Red Velvet Cake with White Chocolate Cream Cheese Frosting

My last post was for those who don’t like cake.  This one is for those who do!
I made this red velvet cake with white chocolate cream cheese frosting, because why not!  I’ve been jonesing for a red velvet cake anyway.
My absence on here was unexpectedly long since I’ve been enjoying the outdoors and entertaining Alex with summer activities while Mike has been busy with work and his bands.  Yes, he’s in another band playing bass, so more practices and shows are on the schedule.  Plus I’ve been glued to the TV every evening watching Le Tour de France last month, a sport I got hooked on 11 years ago.  Life stops (and so does the housework….well, maybe not quite!) when July comes around just so I can sack out on the couch, eat popcorn or cereal and watch dudes climb the French Alps and sprint their butts off.
Alright, back to this cake…

Years ago when I made my first red velvet cake for a wedding anniversary dinner it turned out…okay-ish.  It was back when I was still dealing with my mother’s cake curse where it would collapse while decorating it, or it would crack right down the middle after it cooled.  It’s also my first 3-layered cake, and I was afraid that it was too tall for me to handle.  Nowadays I’ve learned a good bit on how to make a successful cake, from tiered cakes to frosting methods.  One of the secrets to a successful cake is refrigeration!!  Once you frost and pile on the layers, you do what’s called a crumb-coat.  You spread a little bit of frosting around the sides of your cake, then freeze for about a half hour before you finish with the final coat.  It’s like a naked cake.  If you want to stop right here, go for it.  If not, after a half hour bring your cake back out and spread and smooth on the rest of the frosting.  A rotating cake stand is a must and a blessing!  I’m not sure how I lived without one for years!   I got this and this one too last Christmas.  One or both of them are wonderful to have in the kitchen!  The one thing I do need to work on is to not use so much frosting in between the layers because I’ll end up not having enough for the outside.  Well, I came reeeeeal close and thankfully I had just enough to cover the cake, but not enough to smooth it out.

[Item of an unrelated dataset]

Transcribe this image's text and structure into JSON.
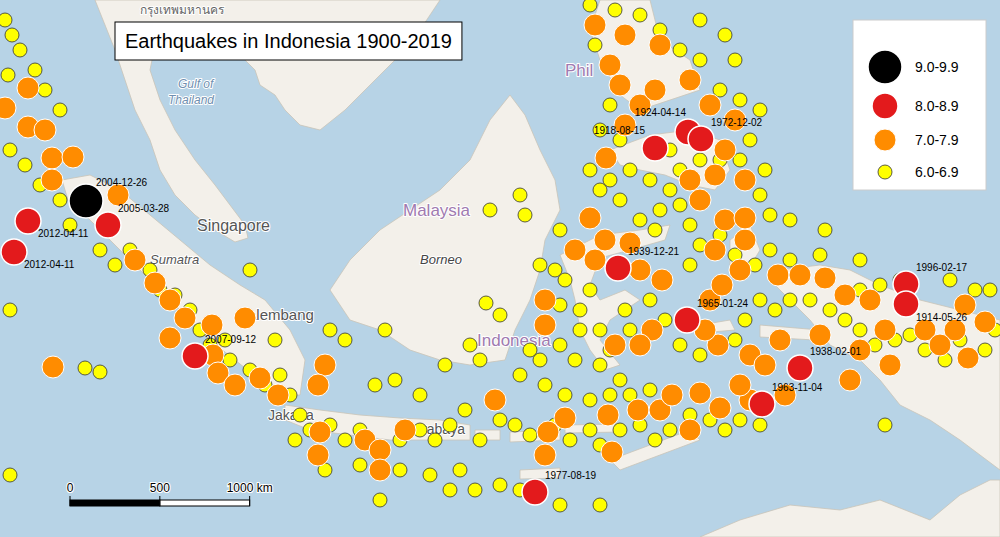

I gotta say, overall I’m pretty proud about how this cake turned out.  I think Mom would be proud, too.  Alex is asking for more cakes, so check back often to see some more in the near future!  I was even asked to make a cheesecake, so yes, I will definitely make that happen!  And maybe, just maybe, with this little perk of confidence, I may think about making cakes for other people again.  We shall see!
Happy baking!

RED VELVET CAKE WITH WHITE CHOCOLATE CREAM CHEESE FROSTING
(Yields 1 8-inch cake)
Cake:
1 cup softened margarine
3 cups granulated sugar
6 eggs
1 oz. red food coloring
3 tablespoons unsweetened cocoa powder
3 cups sifted flour
1 cup buttermilk
1 teaspoon vanilla extract
½ teaspoon salt
1 tablespoon distilled white vinegar
1 teaspoon baking soda
Frosting:
2 8-oz. packages of softened cream cheese
1 cup softened margarine
12 oz. of white chocolate, melted
Dark chocolate pieces for garnish, optional
  • Preheat oven to 325 degrees. Spray 3 8-inch round cake pans with non-stick cooking spray.

 

  • In a large mixing bowl, cream together 1 cup of margarine and sugar. Add eggs one at a time, beating well after each addition.  Mix in food coloring and cocoa powder.
  • Add flour alternately with buttermilk. Add vanilla and salt.
  • In a small bowl, mix baking soda with vinegar and gently stir into mixture. Don’t overmix.
  • Divide batter into the prepared cake pans and bake for 25 minutes until toothpick inserted in each cake comes out clean. Allow the cool in pans for about 10-15 minutes before inverting onto wire racks to cool completely.
  • To make the frosting: Melt the white chocolate in a microwaveable dish, heating in 30-40 second intervals, being careful not to brown the chocolate. Allow to cool to lukewarm.
  • In a large bowl, beat the cream cheese until light and fluffy. Gradually beat in melted white chocolate and softened margarine.  Beat until it’s the consistency of whipped cream.
  • To assemble cake: Using a rotating cake stand, frost top of 1st layer, then stack on 2nd Frost top of 2nd layer, then stack on 3rd layer.  Frost 3rd layer, then smooth out top and sides of cake to create the crumb coat.  Carefully place cake in the freezer for 30 minutes.  Remove the cake and return to your rotating cake stand.  Use rest of the frosting to coat sides of cake until smooth.  Decorate cake by shaving pieces of dark chocolate on top of the cake and place several pieces of dark chocolate in the center.  Enjoy!